2. Hintergrund des Meinungswandels ist die sozialversicherungsrechtliche Lage und sind dies die hierbei zugrunde liegenden (Rahmen-)Verträge im Dreiecksverhältnis zwischen den eigentlichen Leistungserbringern – also den Kassen –, den eingeschalteten Optikern und Akustikern sowie den Kunden bzw. Patienten.

Seinerzeit wurden diese Verträge vom BFH so verstanden, dass sie keine Verpflichtung der Optiker/Akustiker zur Nachbetreuung begründeten. Außerdem lag der Sachverhalt damals so, dass es nur um die Beseitigung künftiger Schäden an den Brillen/Hörgeräten ging, die im Verkaufszeitpunkt noch nicht eingetreten waren. überdies waren auch Kunden zu "betreuen", die ihre Brille oder ihr Hörgerät andernorts bezogen hatten. Der BFH beurteilte diesen Sachverhalt als nicht rückstellungsfähig. Er wandte einen statischen Beurteilungsmaßstab an und grenzte gegenüber Kulanz- und Garantierückstellungen ab.

Nunmehr hatten die Leistungserbringer ihre Rahmenverträge mit den Optikern/Akustikern entsprechend angepasst. Auch standen jetzt nur jene Beträge zur Diskussion, die sich auf eigene Kunden der Optiker/Akustiker bezogen. Folge: Die Verpflichtung zur Nachsorge bestand bereits beim jeweiligen Verkauf. Sie "konkretisierte" sich auch nicht ratierlich mit zunehmendem Zeitablauf. Zwar war die Nachbetreuung für einen bestimmten Zeitraum zu erbringen. Die Laufzeit bestimmte jedoch nicht lediglich den zeitlichen Rahmen für eine wiederkehrende inhaltlich unveränderte Leistungsverpflichtung; die Dauerhaftigkeit haftete vielmehr der Leistungspflicht selbst an. Deshalb war sie rückstellbar.

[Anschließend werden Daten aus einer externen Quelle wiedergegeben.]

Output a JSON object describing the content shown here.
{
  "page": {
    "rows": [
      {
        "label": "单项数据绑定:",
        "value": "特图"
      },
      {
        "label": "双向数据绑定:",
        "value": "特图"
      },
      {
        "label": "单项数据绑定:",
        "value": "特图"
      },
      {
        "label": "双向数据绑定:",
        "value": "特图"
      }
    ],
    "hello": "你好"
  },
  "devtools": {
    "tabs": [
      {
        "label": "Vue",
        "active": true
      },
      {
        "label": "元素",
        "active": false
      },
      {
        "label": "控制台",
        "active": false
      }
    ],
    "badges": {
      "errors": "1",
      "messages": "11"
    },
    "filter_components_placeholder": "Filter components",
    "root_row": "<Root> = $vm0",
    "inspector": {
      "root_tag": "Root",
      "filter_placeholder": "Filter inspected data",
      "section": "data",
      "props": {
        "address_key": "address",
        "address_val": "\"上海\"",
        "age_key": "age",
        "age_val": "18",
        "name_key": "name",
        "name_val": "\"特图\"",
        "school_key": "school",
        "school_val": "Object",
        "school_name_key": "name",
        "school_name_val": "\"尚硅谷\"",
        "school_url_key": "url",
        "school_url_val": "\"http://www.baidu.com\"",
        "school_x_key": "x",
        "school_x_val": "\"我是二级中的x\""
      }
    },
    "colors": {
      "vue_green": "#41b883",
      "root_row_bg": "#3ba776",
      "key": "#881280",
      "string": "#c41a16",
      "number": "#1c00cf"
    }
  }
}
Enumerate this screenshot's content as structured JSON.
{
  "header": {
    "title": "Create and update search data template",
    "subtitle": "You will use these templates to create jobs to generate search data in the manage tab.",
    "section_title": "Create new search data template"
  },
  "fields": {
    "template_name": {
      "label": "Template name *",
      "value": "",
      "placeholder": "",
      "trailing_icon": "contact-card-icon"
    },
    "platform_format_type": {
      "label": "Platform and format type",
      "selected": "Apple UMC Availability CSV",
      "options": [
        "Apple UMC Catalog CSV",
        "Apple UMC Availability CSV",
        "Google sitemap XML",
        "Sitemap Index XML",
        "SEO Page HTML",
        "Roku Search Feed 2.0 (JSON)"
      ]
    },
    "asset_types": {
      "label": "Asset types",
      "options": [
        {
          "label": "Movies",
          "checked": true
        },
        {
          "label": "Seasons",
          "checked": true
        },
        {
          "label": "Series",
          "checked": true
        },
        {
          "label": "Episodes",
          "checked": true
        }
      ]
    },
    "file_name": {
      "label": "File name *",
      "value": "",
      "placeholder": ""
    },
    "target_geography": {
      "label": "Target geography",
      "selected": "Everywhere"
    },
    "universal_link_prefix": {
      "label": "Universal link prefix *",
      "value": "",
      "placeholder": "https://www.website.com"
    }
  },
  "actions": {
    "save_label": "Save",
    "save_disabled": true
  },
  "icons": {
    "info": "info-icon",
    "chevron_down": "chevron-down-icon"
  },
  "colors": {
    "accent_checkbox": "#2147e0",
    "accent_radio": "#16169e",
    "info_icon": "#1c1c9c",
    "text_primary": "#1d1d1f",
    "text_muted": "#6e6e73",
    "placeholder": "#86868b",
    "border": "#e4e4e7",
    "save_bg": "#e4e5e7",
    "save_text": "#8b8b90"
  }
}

3. Verallgemeinerungsfähige Konsequenz des Ganzen: Ist eine Verbindlichkeit entweder (1.) entstanden oder aber (2.) besteht die hinreichende Wahrscheinlichkeit ihres künftigen Entstehens und ist sie in diesem 2. Fall – überdies wirtschaftlich in der Zeit vor dem Bilanzstichtag verursacht, dann ist die Verbindlichkeitsrückstellung zu bilden. Die Voraussetzungen sind im Einzelfall auf der Grundlage objektiver, am Bilanzstichtag vorliegender Tatsachen aus Sicht eines sorgfältigen und gewissenhaften Kaufmanns zu beurteilen. Dieser muss ernsthaft mit seiner Inanspruchnahme rechnen. Der BFH orintiert sich insoweit an einer strikt statischen Sichtweise, wie Sie sie jüngst z.B. bereits im Urteil vom 27.6.2001, I R 45/97, BFH-PR 2001, vorgefunden haben.